A senior official has claimed Babaryko, who formerly headed the Belarusian subsidiary of Russia’s Gazprombank, is in cahoots with “puppeteers” from Moscow.
His candidacy was rejected despite his campaign team gathering the necessary 100,000 valid signatures from supporters.
A Babaryko representative said the accusations were part of a criminal case that has not yet been heard.
Other hopefuls
A new wave of opposition candidates are seeking to unseat the 65-year-old longtime leader of the ex-Soviet state.
The commission also rejected the candidacy of Valery Tsepkalo, 55, another popular opposition figure and a former ambassador to Washington, over a lack of valid signatures.
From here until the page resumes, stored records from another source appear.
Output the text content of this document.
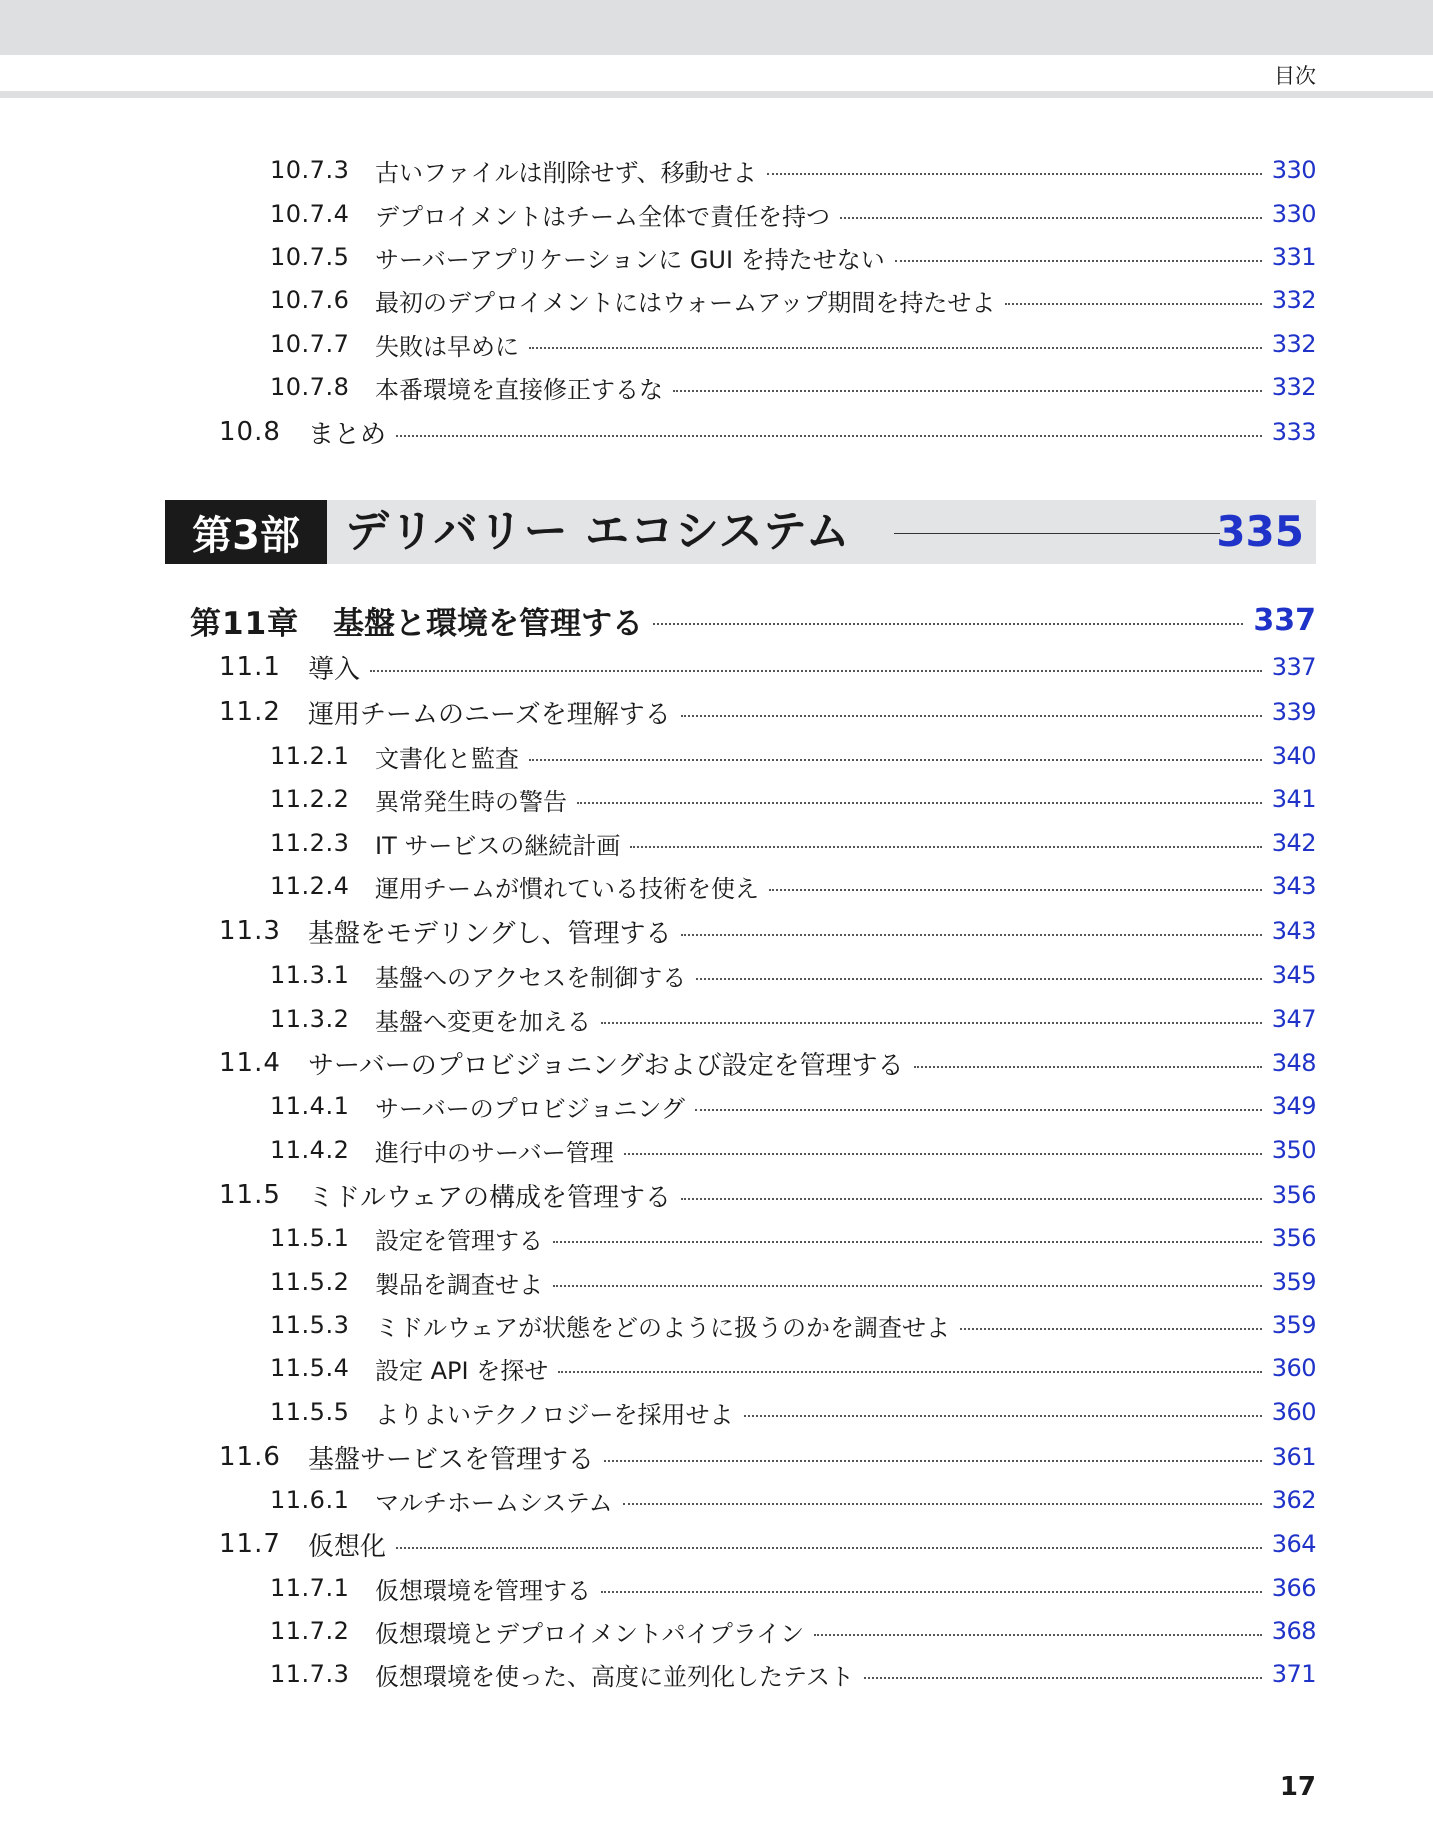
目次
10.7.3	古いファイルは削除せず、移動せよ	330
10.7.4	デプロイメントはチーム全体で責任を持つ	330
10.7.5	サーバーアプリケーションに GUI を持たせない	331
10.7.6	最初のデプロイメントにはウォームアップ期間を持たせよ	332
10.7.7	失敗は早めに	332
10.7.8	本番環境を直接修正するな	332
10.8	まとめ	333
第3部	デリバリー エコシステム	335
第11章	基盤と環境を管理する	337
11.1	導入	337
11.2	運用チームのニーズを理解する	339
11.2.1	文書化と監査	340
11.2.2	異常発生時の警告	341
11.2.3	IT サービスの継続計画	342
11.2.4	運用チームが慣れている技術を使え	343
11.3	基盤をモデリングし、管理する	343
11.3.1	基盤へのアクセスを制御する	345
11.3.2	基盤へ変更を加える	347
11.4	サーバーのプロビジョニングおよび設定を管理する	348
11.4.1	サーバーのプロビジョニング	349
11.4.2	進行中のサーバー管理	350
11.5	ミドルウェアの構成を管理する	356
11.5.1	設定を管理する	356
11.5.2	製品を調査せよ	359
11.5.3	ミドルウェアが状態をどのように扱うのかを調査せよ	359
11.5.4	設定 API を探せ	360
11.5.5	よりよいテクノロジーを採用せよ	360
11.6	基盤サービスを管理する	361
11.6.1	マルチホームシステム	362
11.7	仮想化	364
11.7.1	仮想環境を管理する	366
11.7.2	仮想環境とデプロイメントパイプライン	368
11.7.3	仮想環境を使った、高度に並列化したテスト	371
17
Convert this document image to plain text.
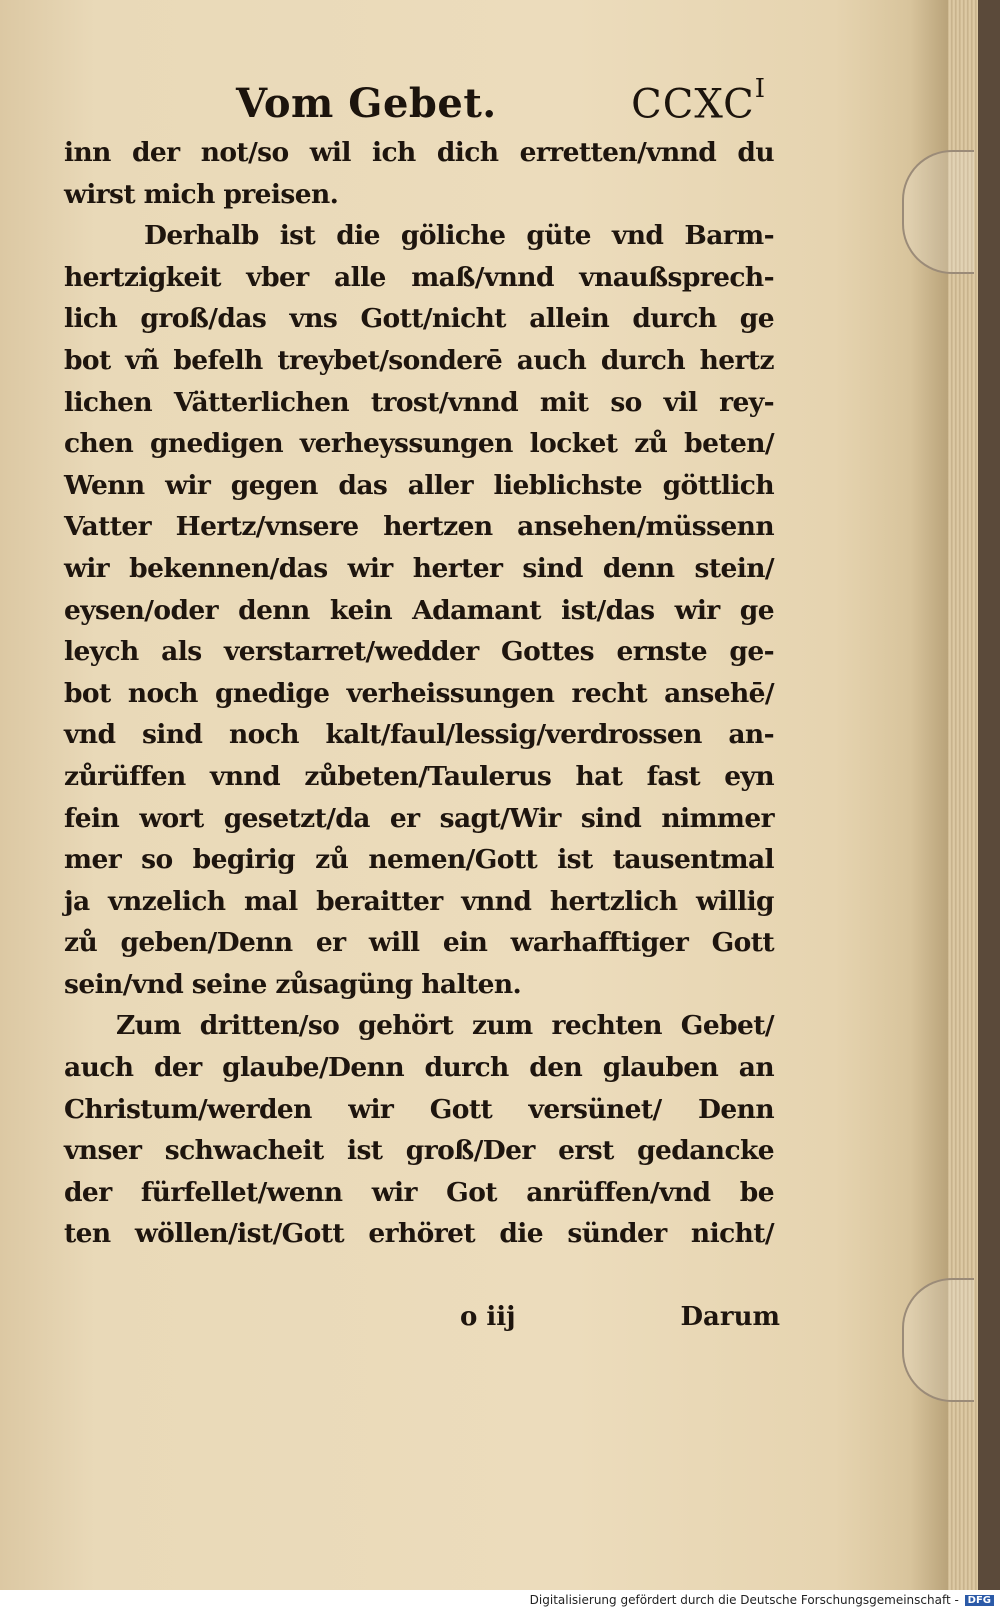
Vom Gebet.	$CCXC^I$
inn der not/so wil ich dich erretten/vnnd du
wirst mich preisen.
Derhalb ist die göliche güte vnd Barm-
hertzigkeit vber alle maß/vnnd vnaußsprech-
lich groß/das vns Gott/nicht allein durch ge
bot vñ befelh treybet/sonderē auch durch hertz
lichen Vätterlichen trost/vnnd mit so vil rey-
chen gnedigen verheyssungen locket zů beten/
Wenn wir gegen das aller lieblichste göttlich
Vatter Hertz/vnsere hertzen ansehen/müssenn
wir bekennen/das wir herter sind denn stein/
eysen/oder denn kein Adamant ist/das wir ge
leych als verstarret/wedder Gottes ernste ge-
bot noch gnedige verheissungen recht ansehē/
vnd sind noch kalt/faul/lessig/verdrossen an-
zůrüffen vnnd zůbeten/Taulerus hat fast eyn
fein wort gesetzt/da er sagt/Wir sind nimmer
mer so begirig zů nemen/Gott ist tausentmal
ja vnzelich mal beraitter vnnd hertzlich willig
zů geben/Denn er will ein warhafftiger Gott
sein/vnd seine zůsagüng halten.
Zum dritten/so gehört zum rechten Gebet/
auch der glaube/Denn durch den glauben an
Christum/werden wir Gott versünet/ Denn
vnser schwacheit ist groß/Der erst gedancke
der fürfellet/wenn wir Got anrüffen/vnd be
ten wöllen/ist/Gott erhöret die sünder nicht/
o iij	Darum
Digitalisierung gefördert durch die Deutsche Forschungsgemeinschaft - DFG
In a surprise twist, the commission allowed the candidacy of Svetlana Tikhanovskaya, the wife of a jailed vlogger who submitted herself as a candidate after her husband was barred.
Her husband Sergei Tikhanovsky, 41, nicknamed Lukashenko the “cockroach” and his campaign slogan was “Stop the cockroach”. His supporters waved slippers – often used to kill the insects – at protests.
Tikhanovsky has been charged with organising a gross breach of public order and barred from running. He is in a police jail and faces a possible prison term if convicted.
The Organization for Security and Co-operation in Europe (OSCE), an international election and war monitor, has not recognised any elections in Belarus as free and fair since 1995.